Well here it is, Feb 2016, and I’m just sitting down to jot down how I’ve moved forward in my journey during December. To be fair, it was a busy month: I gave my notice at my place of employment for the past 15 years, began the process of moving from two different houses simultaneously (in NY and SC), and truly working to control my destiny for the remainder of my professional career! But more on that later.
So what happened in December (month 6 of this endeavor)?
I’ll start with the good items:
Kaggle & the Titanic Data Tutorial
Soon after you start dipping your toes into Data Science, you learn about Kaggle, the online Data Science competition site. Companies post their data sets for you to chew on, develop a predictive model for and then apply it to a secret test data set to see how accurate you model was. It’s not a place for true beginners – there’s some advanced people competing for very real prizes out there. But it is a place I intend to visit with increasing frequency as I start to migrate away from courses on theory and want to see how people are actually doing it out there. It’s a very cooperative group and the various solutions people have come up with are often shared once the competition is over.
However, I did work through a very useful “how to play in the Kaggle space” tutorial that utilized a data set of passengers on the Titanic. The goal was to create a predictive model that could help determine a passenger classification (survive or die) based on a number of known characteristics. This offering by DataCamp was one of the most clear, straightforward, hands-on, practical tutorials I’ve ever come across. I can’t recommend it enough. In addition to walking you through the creation of a couple of models, it also guides you through the mechanisms of working in Kaggle: grabbing a training data set, applying your model to the test data and uploading your predictions to get a score. It was the most fun I’ve had so far.
I reviewed this book back in August , but at the time I had just done a readthrough of the material. I found it so good, I actually went back and manually worked through all of the Chapters that were painstakingly detailed with how to perform the techniques in Excel.
I gained more understanding about various DataScience techniques and algorithms (like K-nearest-neighbors, ROC curves, time series forecasting, etc) than I had in any other book or course I had taken up to this point.
The punchline is delivered in the last chapter where you’re introduced to R and you find that the 10 hours you spent back in Chapter 7 constructing an Ensemble Model in Excel, utilizing bagging and boosting techniques, could be done in 10 minutes through a few lines of R code and the proper packages imported.
But the experience of getting dirty with the algorithms, keying in formulas an applying them to hundreds of cells and seeing the impact on intermediate and final results… Well, that was just priceless. I don’t want the R libraries to be magical black boxes for me. And without diving into advanced mathematics, DataSmart gave me a very good understanding of what’s happening behind the scenes.
Statistics for Dummies
I do hold a Bachelor’s degree in Mathematics, but that was over 20 yrs ago and my Statistics had gotten a bit rusty.
I’m not ashamed to have purchased Statistics for Dummies.

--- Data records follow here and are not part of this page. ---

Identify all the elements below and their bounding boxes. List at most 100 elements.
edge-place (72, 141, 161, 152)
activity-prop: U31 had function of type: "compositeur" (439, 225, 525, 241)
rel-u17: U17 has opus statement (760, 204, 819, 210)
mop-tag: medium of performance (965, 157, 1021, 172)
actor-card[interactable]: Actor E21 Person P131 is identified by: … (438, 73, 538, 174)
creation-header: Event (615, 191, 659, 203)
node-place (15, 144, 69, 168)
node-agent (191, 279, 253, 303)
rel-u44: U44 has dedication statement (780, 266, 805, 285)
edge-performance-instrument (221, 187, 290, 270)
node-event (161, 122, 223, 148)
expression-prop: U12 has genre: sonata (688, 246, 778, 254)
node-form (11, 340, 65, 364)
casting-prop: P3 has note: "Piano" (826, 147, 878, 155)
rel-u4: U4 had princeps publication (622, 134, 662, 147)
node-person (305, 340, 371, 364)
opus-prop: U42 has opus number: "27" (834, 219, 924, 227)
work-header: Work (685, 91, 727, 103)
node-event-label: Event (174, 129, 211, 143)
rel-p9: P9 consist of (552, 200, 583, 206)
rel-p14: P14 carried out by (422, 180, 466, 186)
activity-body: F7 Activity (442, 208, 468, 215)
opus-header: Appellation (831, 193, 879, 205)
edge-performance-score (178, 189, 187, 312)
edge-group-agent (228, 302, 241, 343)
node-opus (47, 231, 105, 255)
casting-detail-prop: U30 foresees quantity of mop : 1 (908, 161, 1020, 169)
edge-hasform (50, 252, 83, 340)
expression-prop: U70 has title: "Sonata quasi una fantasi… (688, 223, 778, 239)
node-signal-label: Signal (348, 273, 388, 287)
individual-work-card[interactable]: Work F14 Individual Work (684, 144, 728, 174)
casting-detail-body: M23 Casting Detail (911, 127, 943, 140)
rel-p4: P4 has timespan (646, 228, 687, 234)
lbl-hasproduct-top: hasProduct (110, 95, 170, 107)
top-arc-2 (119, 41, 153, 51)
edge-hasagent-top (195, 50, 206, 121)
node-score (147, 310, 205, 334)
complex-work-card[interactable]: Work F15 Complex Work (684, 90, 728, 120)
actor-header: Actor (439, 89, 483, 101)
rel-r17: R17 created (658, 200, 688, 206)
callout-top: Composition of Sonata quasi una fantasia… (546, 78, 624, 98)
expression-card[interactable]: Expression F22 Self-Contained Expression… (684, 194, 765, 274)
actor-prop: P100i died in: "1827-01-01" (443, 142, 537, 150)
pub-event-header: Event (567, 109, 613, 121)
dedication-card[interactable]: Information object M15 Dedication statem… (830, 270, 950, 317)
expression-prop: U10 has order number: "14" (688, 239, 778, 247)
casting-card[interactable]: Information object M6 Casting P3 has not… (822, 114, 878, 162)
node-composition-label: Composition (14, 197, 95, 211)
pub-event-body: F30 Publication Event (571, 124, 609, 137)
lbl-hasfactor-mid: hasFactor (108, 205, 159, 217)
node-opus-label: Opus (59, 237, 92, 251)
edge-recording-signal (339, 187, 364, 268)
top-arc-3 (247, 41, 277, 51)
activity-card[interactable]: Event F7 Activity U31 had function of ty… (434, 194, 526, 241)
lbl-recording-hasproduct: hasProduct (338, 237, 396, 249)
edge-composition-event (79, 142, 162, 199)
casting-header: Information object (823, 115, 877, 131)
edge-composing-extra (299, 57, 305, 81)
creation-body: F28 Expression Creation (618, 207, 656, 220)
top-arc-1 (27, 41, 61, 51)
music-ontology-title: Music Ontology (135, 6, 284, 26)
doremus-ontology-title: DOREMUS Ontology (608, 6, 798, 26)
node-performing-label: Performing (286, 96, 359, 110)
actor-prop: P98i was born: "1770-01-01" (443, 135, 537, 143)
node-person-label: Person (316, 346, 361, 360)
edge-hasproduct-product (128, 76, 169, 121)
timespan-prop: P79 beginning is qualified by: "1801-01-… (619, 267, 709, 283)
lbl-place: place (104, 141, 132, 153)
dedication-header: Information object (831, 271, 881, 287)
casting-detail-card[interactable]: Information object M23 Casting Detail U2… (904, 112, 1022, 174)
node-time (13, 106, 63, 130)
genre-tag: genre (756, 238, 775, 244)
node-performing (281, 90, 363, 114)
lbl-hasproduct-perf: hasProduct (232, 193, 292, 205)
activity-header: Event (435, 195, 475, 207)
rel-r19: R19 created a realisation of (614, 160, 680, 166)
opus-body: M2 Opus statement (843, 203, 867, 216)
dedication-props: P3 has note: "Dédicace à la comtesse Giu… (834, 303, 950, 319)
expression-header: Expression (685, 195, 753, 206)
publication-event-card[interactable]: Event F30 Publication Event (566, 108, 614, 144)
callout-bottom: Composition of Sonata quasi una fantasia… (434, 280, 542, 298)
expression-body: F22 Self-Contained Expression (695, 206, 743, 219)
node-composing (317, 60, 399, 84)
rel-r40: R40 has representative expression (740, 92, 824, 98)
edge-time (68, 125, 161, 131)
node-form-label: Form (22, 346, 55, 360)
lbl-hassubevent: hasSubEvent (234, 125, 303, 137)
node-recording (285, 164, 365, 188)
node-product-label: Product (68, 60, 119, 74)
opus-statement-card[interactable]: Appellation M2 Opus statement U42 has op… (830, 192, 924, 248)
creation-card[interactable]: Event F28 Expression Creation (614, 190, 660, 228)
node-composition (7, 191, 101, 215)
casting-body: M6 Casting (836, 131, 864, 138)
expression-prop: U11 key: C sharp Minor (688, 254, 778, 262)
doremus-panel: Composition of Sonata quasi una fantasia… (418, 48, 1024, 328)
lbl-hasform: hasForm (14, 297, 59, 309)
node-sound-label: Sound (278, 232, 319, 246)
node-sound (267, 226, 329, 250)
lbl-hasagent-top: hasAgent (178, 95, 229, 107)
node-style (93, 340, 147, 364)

I actually enjoyed the read and made myself a cheat sheet of various key equations used in Probability and Statistics.
While not quite as good as Comprehending Behavioral Statistics (which I reviewed back in August) it was a solid enough book that I’ve gone back to a couple of times to remind myself of how to determine z-values, t-values and p-values. Speaking of p-values, this book had a really good explanation of Hypothesis Testing, which can be a bit confusing to the beginner.
The first half of the book is extremely basic (mean, median, histograms, etc). But by Chapter 8 when you start looking at Binomial & Normal distributions, the Central Limit Theorem and correlation, you’ll find the value in this book.
There’s a couple of throwaway chapters at the end about polling and experiments, but otherwise I can recommend this book.
Now for a couple of clunkers
So far, I’ve spent most of my time in R. But I do realize that I don’t want to be a one-trick data science pony, so to round out my skillset I decided to begin to learn Python a bit more in December.
At my local Barnes & Nobel, I picked up Hello! Python by Anthony Briggs. Briefly flipping through the book, it had small cartoons on every other page (fun!), hands-on activities that get you coding right away (practical!) and it covered a wide variety of subjects from basic Python to the Django web app framework to object oriented programming (diverse)!
I wasn’t too concerned that it was published in 2012. It used Python 2.7 as the base, but as this was to be an introduction to the language, I thought it would be just fine as the core language shouldn’t have changed and I could pick up 3.x nuances later.
This book isn’t an introduction to programming. Although I’m an experienced Java programmer and I found many sections to be baffling. Concepts where introduced out of nowhere without explanation. For example, on pg. 222:
Use **kwargs, avoid using plain arguments, and always pass all the arguments you receive to any parent methods
Um – what are “**kwargs”? This was the first mention of that and no explanation was provided. Not even an acknowledgement that it’s a new concept whose definition was deferred to a later chapter. Just dropped on you out of nowhere. Unfortunately, this wasn’t the only example.
In a chapter about iterators and generators (powerful Python concepts) he dropped a meager 2 page discussion on regular expressions so that he could demonstrate their application on Apache logs. Sorry – but an anemic discussion on regex isn’t going to help interpret something like:
The provided code was riddled with typos throughout the book. I’m flummoxed as to how it made it to print. Several segments should have generated errors if actually ran by the author before committing it to page.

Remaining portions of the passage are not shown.